A veces nos faltan palabras para designar, explicar o transmitir lo que nos está pasando. Sentimos esa sensación de malestar psíquico y algo dentro de nosotros nos obstaculiza el saber sobre lo que nos está sucediendo.
Decimos “me siento mal” pudiendo expresar con esto una gran tristeza o bronca, un dolor de estómago o de cabeza, una irritación de ojos, cansancio, etc. Esta palabrita, “mal”, sirve para todo.
En general se trata de una cuestión de vocabulario. Cuantos menos vocablos tengamos incorporados menor va a ser la posibilidad de expresar con cierta precisión lo que nos ocurre.

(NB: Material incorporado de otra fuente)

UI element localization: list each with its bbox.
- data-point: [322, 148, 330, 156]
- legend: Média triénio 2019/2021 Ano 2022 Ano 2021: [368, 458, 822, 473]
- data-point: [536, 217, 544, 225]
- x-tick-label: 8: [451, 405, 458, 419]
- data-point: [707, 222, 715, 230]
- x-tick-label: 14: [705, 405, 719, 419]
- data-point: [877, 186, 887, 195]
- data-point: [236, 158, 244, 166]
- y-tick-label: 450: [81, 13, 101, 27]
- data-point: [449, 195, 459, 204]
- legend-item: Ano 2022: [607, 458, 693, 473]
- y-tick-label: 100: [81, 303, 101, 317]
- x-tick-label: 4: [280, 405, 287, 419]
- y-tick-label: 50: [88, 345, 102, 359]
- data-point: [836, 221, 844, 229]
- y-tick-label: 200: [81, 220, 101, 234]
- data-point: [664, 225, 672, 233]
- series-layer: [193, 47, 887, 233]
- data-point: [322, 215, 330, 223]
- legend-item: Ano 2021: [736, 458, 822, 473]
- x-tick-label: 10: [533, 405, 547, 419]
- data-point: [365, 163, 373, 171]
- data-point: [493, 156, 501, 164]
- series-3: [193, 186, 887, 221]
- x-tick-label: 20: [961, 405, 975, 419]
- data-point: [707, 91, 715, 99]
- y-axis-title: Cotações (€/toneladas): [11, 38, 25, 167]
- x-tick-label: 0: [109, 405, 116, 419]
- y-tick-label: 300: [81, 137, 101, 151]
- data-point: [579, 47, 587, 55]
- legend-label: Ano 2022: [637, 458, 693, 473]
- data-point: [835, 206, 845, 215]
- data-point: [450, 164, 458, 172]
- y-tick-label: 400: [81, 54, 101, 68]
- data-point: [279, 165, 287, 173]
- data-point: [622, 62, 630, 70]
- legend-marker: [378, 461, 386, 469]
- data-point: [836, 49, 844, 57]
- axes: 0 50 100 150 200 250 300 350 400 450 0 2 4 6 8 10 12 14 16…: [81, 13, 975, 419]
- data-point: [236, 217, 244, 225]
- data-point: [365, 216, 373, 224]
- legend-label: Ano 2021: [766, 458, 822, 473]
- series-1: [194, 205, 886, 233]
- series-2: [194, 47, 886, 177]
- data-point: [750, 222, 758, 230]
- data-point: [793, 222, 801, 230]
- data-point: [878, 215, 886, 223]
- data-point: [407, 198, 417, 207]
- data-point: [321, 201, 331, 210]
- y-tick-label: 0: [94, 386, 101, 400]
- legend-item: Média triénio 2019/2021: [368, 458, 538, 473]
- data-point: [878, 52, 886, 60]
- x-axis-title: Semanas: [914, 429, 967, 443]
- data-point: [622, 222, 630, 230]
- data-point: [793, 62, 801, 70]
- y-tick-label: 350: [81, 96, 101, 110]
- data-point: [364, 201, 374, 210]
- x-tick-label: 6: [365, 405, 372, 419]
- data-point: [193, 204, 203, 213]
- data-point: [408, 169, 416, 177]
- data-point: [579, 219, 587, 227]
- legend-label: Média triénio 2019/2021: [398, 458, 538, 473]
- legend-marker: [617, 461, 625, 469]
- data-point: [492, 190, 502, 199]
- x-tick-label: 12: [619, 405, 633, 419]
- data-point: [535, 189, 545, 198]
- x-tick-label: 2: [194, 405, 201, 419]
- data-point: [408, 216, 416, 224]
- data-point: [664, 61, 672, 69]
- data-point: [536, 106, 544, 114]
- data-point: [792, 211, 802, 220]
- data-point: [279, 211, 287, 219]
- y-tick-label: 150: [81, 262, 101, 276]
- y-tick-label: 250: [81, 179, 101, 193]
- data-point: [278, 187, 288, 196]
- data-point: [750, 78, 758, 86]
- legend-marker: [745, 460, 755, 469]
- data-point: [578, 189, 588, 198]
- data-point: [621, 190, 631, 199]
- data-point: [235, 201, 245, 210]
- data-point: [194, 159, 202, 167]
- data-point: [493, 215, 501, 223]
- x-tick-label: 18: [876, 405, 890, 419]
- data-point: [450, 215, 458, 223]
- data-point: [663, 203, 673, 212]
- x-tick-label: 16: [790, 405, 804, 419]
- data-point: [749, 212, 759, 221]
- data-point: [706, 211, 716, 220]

La primera condición para iniciar un cambio en tu vida es saber qué te está sucediendo. En ocasiones, no se poseen los parámetros necesarios para ponerse a pensar. Se sufren las carencias, los problemas, las dificultades, pero cuesta ordenarlas de tal manera que no sólo las conozcamos mejor sino que nos permita empezar a buscar soluciones.
Tú mismo habrás observado cuánta gente manifiesta no sentirse feliz. Esta expresión engloba tantas cosas que es imposible definir qué le está sucediendo. Quizá no se sienta feliz porque ese año no sale de vacaciones o porque no puede comprarse el TV de 37 pulgadas o porque tiene discusiones con su pareja o porque su hijo suspendió cuatro asignaturas o porque acaba de cumplir cuarenta años y se siente viejo o porque los análisis le indican alto colesterol o porque tiene serias dudas sobre la existencia de Dios o porque se pregunta para qué nació o qué sentido tiene su vida, o porque los hijos todavía, muy mayores, dependen de él o ella y… podríamos seguir así hasta el infinito.
Otros consideran que el ser feliz tiene que ver con sentirse completo, sin necesidades ni deseos. Ser el todo, poseerlo todo. Una especie de ente abstracto que nada tiene que ver con lo humano. Este es un fenómeno que está en el principio del desarrollo humano. Podemos rastrear sus orígenes en la relación madre hijo siendo cada uno una parte del otro y viviendo, hasta cierta edad, una ilusión de todo es perfectamente completo que se quiere reeditar a lo largo de la vida. Este anhelo de ser completo, sin fallas, sin carencias, sin “agujeros”, está muy generalizado. Como si la gente tuviera la intuición profunda de la existencia de un primigenio paraíso en donde todas las necesidades eran satisfechas en el momento.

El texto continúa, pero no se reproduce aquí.